While many rangers and security personnel in rhino range states receive anti-poaching training and funding for on-the-ground equipment and operations, the training they receive is mostly geared towards catching poachers and making arrests. However, a ranger’s job is not done once an arrest is made. Evidence collection and case preparation are crucial parts of a ranger’s job to ensure that criminals are accountable for their crimes. Unfortunately, mistakes made during arrests and evidence collection can cause rhino and other wildlife crimes to be dismissed in court, causing the suspect to be released and able to return to poaching.
The International Rhino Foundation’s Intelligence Specialist, Rahul Dutta, is working to bridge this training gap and help increase the number of successful prosecutions and convictions in India through the publication of a comprehensive Wildlife Crime Investigation Manual.
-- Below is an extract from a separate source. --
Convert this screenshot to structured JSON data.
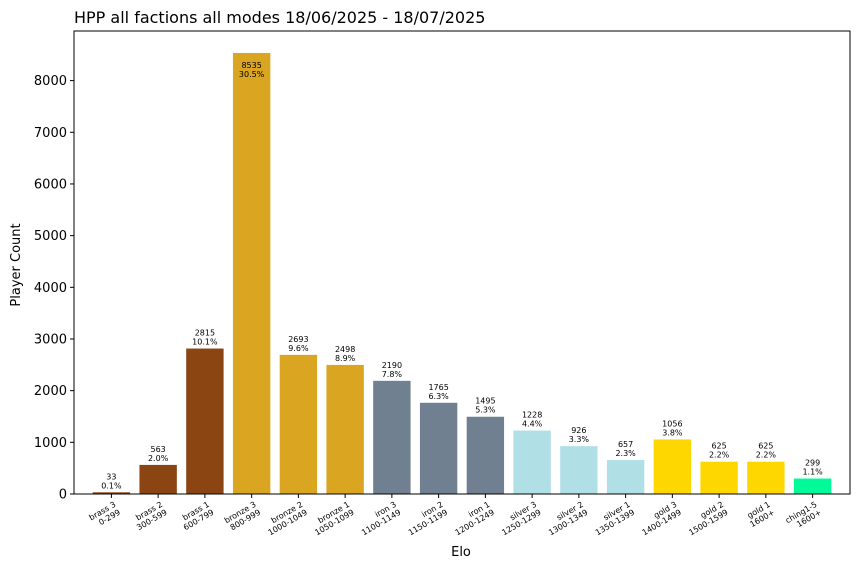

The first edition of the manual was published in 2015 but India’s wildlife laws have changed since then and it was time for an updated version. This manual is intended to be used as a tool that provides step-by-step guidance on how to conduct and file a case in court. The manual details interpretations of Indian laws and codes that pertain to wildlife crime, as well as past court verdicts that have led to precedents and laws. The manual also provides a detailed and streamlined checklist for rangers and officers to follow so they are able to act in a timely manner while ensuring any collected evidence and procedures are admissible in court.
The manual will be distributed to officers in the Forest Department and police officers who may not be as familiar with wildlife laws but are often involved in wildlife crime cases.
“I hope the manual will help bridge the gulf that sometimes exists between field staff and senior officers with different backgrounds, working in different areas. Wildlife crime investigations can be far-reaching and complicated and often involve large numbers of officers with differing levels of experience and knowledge of wildlife crime laws. For investigations to succeed, it’s critical that everyone is on the same page and using the same investigation techniques and protocols.” said Rahul Dutta.
This massive 460-page undertaking was made possible thanks to the funds provided by IRF partners and donors.